Il est très grand. C'est peut-être le cerveau de ce siècle qui a emmagasiné le plus de faits et qui les a ordonnés avec le plus de rigueur. Chacune de ses «histoires», chacune de ses «descriptions»—description d'un homme, d'une littérature, d'un art, d'une société, d'une époque, d'un pays—ressemblent à des constructions massives et serrées. Sous les propositions qui s'enchaînent, les séries de faits se commandent,—telles les assises successives d'un monument. Taine est un prodigieux bâtisseur de pyramides.

Nul n'a plus durement appliqué, ni à des objets plus divers, des théories plus étroitement déterministes. Mais, l'expérience du plus savant homme étant toujours fort restreinte, toute explication d'un ensemble un peu considérable de phénomènes, même suggérée par l'expérience, devient forcément création. L'esprit, au début, s'accommode aux parcelles de réalité qu'il a pu saisir; mais, dès qu'il s'agit d'une réalité plus étendue, et de toute la réalité, c'est elle que nous accommodons à notre esprit; c'est notre esprit qui complète les faits, et qui les pétrit, et qui suppose entre eux des relations afin de justifier des lois. Toute philosophie est poésie.

Et c'est pourquoi nul n'a fait, plus souvent que Taine, autre chose que ce qu'il croyait faire; nul n'a plus senti et imaginé, alors qu'il croyait uniquement percevoir, observer et classer.

La théorie qui est censée former le support de l'Histoire de la littérature anglaise ne rend bien compte que des individus médiocres; elle n'éclaircit par conséquent que ce qui nous intéresse le moins. Elle n'explique guère les grands écrivains. Tandis que Taine se travaille à voir en eux les produits du moment, du milieu et de la race; il nous les montre surtout comme des producteurs d'une certaine espèce de beauté où nous ne saurons jamais au juste ce qui revient à la race, au milieu et au moment. L'Histoire de la littérature anglaise est un livre splendide; mais le meilleur en subsisterait, la théorie ôtée ou réduite à d'assez modestes truismes.

Pareillement, «la faculté maîtresse» explique tout dans l'œuvre d'un artiste, excepté la beauté. La «faculté maîtresse» peut, en effet, se rencontrer aussi bien chez un galfâtre que chez un homme de génie.
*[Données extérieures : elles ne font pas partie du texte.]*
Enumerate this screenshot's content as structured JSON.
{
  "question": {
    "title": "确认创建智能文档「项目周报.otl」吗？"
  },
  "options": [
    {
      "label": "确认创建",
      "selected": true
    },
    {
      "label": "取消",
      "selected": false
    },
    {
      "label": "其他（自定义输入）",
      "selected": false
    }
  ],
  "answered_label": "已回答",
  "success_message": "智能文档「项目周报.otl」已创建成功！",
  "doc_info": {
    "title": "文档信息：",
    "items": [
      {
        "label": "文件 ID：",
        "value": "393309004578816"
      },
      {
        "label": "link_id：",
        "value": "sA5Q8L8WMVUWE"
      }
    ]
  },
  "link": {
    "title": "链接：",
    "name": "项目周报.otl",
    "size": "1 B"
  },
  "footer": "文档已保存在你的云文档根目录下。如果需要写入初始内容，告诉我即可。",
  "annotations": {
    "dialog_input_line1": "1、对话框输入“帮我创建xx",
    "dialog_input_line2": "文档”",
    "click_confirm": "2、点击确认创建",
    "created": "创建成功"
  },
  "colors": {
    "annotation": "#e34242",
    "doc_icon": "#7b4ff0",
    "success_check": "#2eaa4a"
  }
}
En histoire aussi, Taine est souvent dupe. Sa conception déterministe donne inévitablement des résultats moroses, quels que soient le pays ou le temps qu'il étudie. Car il remonte toujours, par l'analyse, à des causes qui se confondent avec l'instinct animal. Et c'est ainsi qu'il a vu l'ancien régime et la Révolution également tristes et haïssables. Décomposés de la même façon, le moyen âge et l'antiquité lui eussent non moins sûrement paru hideux. La beauté même du siècle de Périclès, si Taine avait pu dépouiller les archives athéniennes, n'eût pas résisté à cette opération. Toute la destinée de l'humanité se résume pour lui dans le sombre tableau que trace Thomas Graindorge pour l'instruction de son neveu. (Les petits lapins, les gros éléphants... vous vous rappelez?)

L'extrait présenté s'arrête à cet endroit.